注意すべきは、ここ数日で世界経済の何かが根本的に変わったわけではない。いずれ中国経済が減速することも、米国の景気回復が年初に想定していたほど力強くないことも分かっていたはずで、株価が上昇過程にあったので見てみぬフリをしていただけだろう。要するに世界中で市場心理が弱気に傾いたため株価が下落しているわけだ。

となると、この先を見通すうえで重要なのは日本株の実力を探ることであり、その際に最重要ポイントとなるのは企業業績だろう(需給については後述する)。日本企業の業績が様々な要素で決まることは言うまでもないが、中でも為替が及ぼす影響は極めて大きい。やや乱暴だが、ここでは為替レートを軸に企業業績を考える。

図2は毎月末時点のドル円レートを示している。各年度の平均レートを計算すると、昨年度(15年3月期)が110.7円だったのに対して、今年度(16年3月期)は8月までの平均が122.6円だ。仮に来年3月まで120円ちょうどで推移したとしても年度平均は約121円となる。つまり、今後1ドル=110円台が継続しない限り、昨年度と比べて10円以上の円安が進んだ格好になる。このことは輸出企業を中心に業績を大きく押し上げる効果が期待できよう。

昨年度の平均が1ドル=110円というのは意外に感じるかもしれない。それもそのはず、最近では「1ドル=120円台」というイメージが強いが、実は120円台に円安が進んだのは昨年10月末に日銀が追加金融緩和(通称:黒田バズーカII)を実施した後のことで、それ以前は1ドル=100~108円で推移していた。

【図2】16 年 3 月期も円安効果で増益期待

原油価格の下落も見逃せない。円安は輸出企業の業績を押し上げるメリットがある一方で、輸入企業にとってはコスト増となる。
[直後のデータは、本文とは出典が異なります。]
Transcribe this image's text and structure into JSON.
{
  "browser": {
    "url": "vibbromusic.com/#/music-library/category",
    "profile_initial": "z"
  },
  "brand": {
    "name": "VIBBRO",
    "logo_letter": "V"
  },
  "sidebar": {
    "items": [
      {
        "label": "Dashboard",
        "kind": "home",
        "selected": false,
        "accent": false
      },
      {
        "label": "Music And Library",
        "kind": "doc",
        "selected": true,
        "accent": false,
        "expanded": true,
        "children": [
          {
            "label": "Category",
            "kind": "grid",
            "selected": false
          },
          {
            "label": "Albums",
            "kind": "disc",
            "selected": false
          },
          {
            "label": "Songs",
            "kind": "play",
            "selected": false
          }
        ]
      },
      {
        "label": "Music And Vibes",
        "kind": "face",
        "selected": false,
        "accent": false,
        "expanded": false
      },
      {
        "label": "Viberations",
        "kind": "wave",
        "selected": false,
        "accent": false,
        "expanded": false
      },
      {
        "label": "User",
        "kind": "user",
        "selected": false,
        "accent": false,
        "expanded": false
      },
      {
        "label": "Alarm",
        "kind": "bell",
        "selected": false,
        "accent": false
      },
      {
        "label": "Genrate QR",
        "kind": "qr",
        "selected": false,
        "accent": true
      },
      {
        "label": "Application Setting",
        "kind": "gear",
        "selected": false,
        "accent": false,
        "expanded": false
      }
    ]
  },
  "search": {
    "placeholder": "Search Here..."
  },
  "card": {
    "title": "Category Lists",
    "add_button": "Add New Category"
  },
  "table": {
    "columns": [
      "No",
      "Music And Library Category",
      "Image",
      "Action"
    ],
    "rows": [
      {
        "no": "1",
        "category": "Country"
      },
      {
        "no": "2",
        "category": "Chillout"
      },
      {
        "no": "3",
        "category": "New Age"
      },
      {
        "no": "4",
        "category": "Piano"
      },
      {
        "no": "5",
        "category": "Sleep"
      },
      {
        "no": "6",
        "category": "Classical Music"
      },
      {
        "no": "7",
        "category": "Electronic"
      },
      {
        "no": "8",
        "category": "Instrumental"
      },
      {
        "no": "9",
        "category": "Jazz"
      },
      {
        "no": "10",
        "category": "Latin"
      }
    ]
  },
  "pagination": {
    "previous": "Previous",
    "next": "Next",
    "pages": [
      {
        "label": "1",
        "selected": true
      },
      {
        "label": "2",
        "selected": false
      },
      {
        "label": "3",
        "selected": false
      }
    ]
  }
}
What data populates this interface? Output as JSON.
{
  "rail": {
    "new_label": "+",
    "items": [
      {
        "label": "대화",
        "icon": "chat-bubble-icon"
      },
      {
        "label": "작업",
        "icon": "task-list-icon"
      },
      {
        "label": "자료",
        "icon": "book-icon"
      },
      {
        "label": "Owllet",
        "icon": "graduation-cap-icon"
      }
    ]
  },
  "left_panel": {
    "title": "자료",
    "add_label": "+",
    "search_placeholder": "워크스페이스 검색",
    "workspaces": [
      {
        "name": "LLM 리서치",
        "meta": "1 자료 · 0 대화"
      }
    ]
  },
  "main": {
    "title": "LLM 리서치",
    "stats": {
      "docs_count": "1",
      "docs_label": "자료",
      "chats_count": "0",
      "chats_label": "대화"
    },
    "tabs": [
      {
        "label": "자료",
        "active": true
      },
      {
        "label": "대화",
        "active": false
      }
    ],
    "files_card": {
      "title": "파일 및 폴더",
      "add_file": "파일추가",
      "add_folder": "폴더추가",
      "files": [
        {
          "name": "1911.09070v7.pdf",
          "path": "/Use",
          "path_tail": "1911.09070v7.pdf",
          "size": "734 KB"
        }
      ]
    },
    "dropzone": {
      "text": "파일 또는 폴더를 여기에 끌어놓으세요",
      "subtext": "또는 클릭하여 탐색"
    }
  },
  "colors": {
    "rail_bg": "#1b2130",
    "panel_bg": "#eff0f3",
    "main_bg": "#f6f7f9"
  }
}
これに対して原油価格の下落はエネルギー関連など一部を除く幅広い企業にとって電力料金や輸送費などのコストダウンにつながるので、内需企業も含めて業績改善効果が期待できる。

しかも図3に示したように、原油価格が大きく値下がりしたのは昨年秋以降のことだ。これも忘れがちだが、ちょうど1年前の14年8月時点ではWTI原油先物は約98ドルであった。その後徐々に値下がりし、50ドルを割ったのは今年に入ってからの出来事だ。

そして原油価格の下落が電気料金などに反映されるまでタイムラグがあることを考えると、15年3月期決算には原油安のメリットがほとんど含まれておらず、むしろ16年3月期から寄与する可能性が高い。

このようにデータを整理してみると、円安や原油安によって16年3月期の業績改善はほぼ間違いないことが分かる。問題はどのくらい改善するかだが、期初時点の企業発表では経常利益ベースで約9%の増益予想であった。企業が保守的な予想を出すのは恒例行事であり、ホンネでは15%くらいの増益を見込んでいるのだろうし、前述した円安や原油安による増益効果を存分に反映すれば20%くらいの増益を見込んでいても不思議ではない。